Nor will it help the debt problem. We face a prolonged debt-deflation period in which GDP will fall faster than public debt, so the debt-to-GDP ratio will keep worsening, private sector investors will keep well clear of the Eurozone (except maybe Germany) and Europe will lose a decade of growth while national divisions harden. The UK may unfairly get some of the blame for this, as it’s easier to scapegoat the one major European economy that didn’t want to join this club of destruction than accept that the Euro has been a disaster economically and politically.
Unemployment is a terrible thing. It’s not just about the loss of income. We know from many studies that unemployment increases depression and family breakdown. Long term unemployed people become increasingly demoralised, lose their ability to work and lose their human capital. So high unemployment reduces future economic output beyond the fact that people are currently not working, a phenomenon economists call hysteresis.
As a school student studying economics, I had my own glimpse of the evil of unemployment. Near where I lived, a town called Corby, almost entirely dependent on jobs in the local steel works was told that the works would shut. The father of a friend of mine, well a girl I thought at the time I was in love with (it was years later before I discovered what real love is, but when you’re young it seems just as intense), was made redundant when the steel works shut and the whole family went to pieces. It was very sad to watch. Corby eventually generated new jobs to replace the closed steel works. When I say eventually, I mean it took 12 years, in a well located town in the booming south of the UK. In a wider European slump it would take far longer.

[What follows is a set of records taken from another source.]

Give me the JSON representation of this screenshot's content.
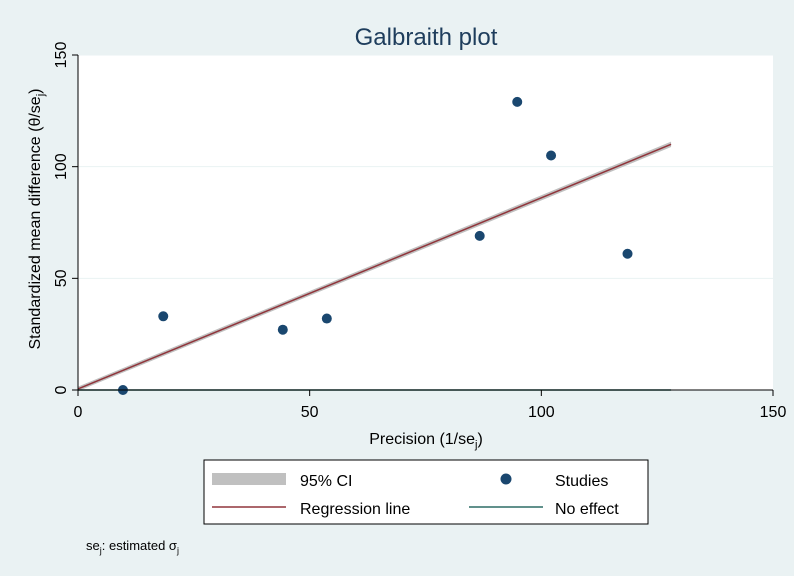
{
  "chart_data": {
    "type": "scatter",
    "title": "Galbraith plot",
    "xlabel_main": "Precision (1/se",
    "xlabel_sub": "j",
    "xlabel_tail": ")",
    "ylabel_main": "Standardized mean difference (θ/se",
    "ylabel_sub": "j",
    "ylabel_tail": ")",
    "xlim": [
      0,
      150
    ],
    "ylim": [
      0,
      150
    ],
    "xticks": [
      0,
      50,
      100,
      150
    ],
    "yticks": [
      0,
      50,
      100,
      150
    ],
    "x_tick_labels": [
      "0",
      "50",
      "100",
      "150"
    ],
    "y_tick_labels": [
      "0",
      "50",
      "100",
      "150"
    ],
    "grid": "horizontal",
    "series": [
      {
        "name": "Studies",
        "points": [
          {
            "x": 9.7,
            "y": 0
          },
          {
            "x": 18.4,
            "y": 33
          },
          {
            "x": 44.2,
            "y": 27
          },
          {
            "x": 53.7,
            "y": 32
          },
          {
            "x": 86.7,
            "y": 69
          },
          {
            "x": 94.8,
            "y": 129
          },
          {
            "x": 102.1,
            "y": 105
          },
          {
            "x": 118.6,
            "y": 61
          }
        ]
      },
      {
        "name": "Regression line",
        "x": [
          0,
          128
        ],
        "y": [
          0.5,
          110
        ]
      },
      {
        "name": "No effect",
        "x": [
          0,
          128
        ],
        "y": [
          0,
          0
        ]
      },
      {
        "name": "95% CI",
        "x": [
          0,
          128
        ],
        "lower": [
          -0.5,
          108.8
        ],
        "upper": [
          1.5,
          111.2
        ]
      }
    ],
    "legend": {
      "position": "bottom",
      "entries": [
        "95% CI",
        "Studies",
        "Regression line",
        "No effect"
      ]
    },
    "colors": {
      "studies": "#1a476f",
      "regression": "#90353b",
      "no_effect": "#2d6d66",
      "ci": "#c0c0c0",
      "background": "#eaf2f3",
      "plot_area": "#ffffff",
      "grid": "#eaf2f3",
      "title": "#1e3d5c"
    }
  },
  "note": {
    "prefix": "se",
    "prefix_sub": "j",
    "text": ": estimated σ",
    "text_sub": "j"
  }
}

I blogged before about the disastrous role of high unemployment in German history. It baffles me that German politicians aren’t more concerned about what their balanced budget approach is going to do to Europe. They are killing the Eurozone, slowly, and with it the EU.
Vazgen
Are there any estimates of how much impact will this worsening in Europe cause to the UK? If the EU economy freezes and a recession takes place, it should also cause a significant depression in the UK financial market as well due to the high volumes of economic and financial integration.
Simon Taylor
Most economic commentators forecast a recession in Europe from next year, except possibly Germany. The implementation of the planned balanced budget amendments would damage growth in 2013 and later (if it ever gets implemented). The UK currently has a slightly better outlook because of sterling’s devaluation but its biggest trading partner is the rest of the EU so that outlook is likely to get worse.
The UK’s financial markets are less connected with the UK economy or even Europe’s and more with global flows. But a fall in European economic activity is likely to damage capital raising and M&A activities, which are already quite low. But there should be lots of financial restructuring work around.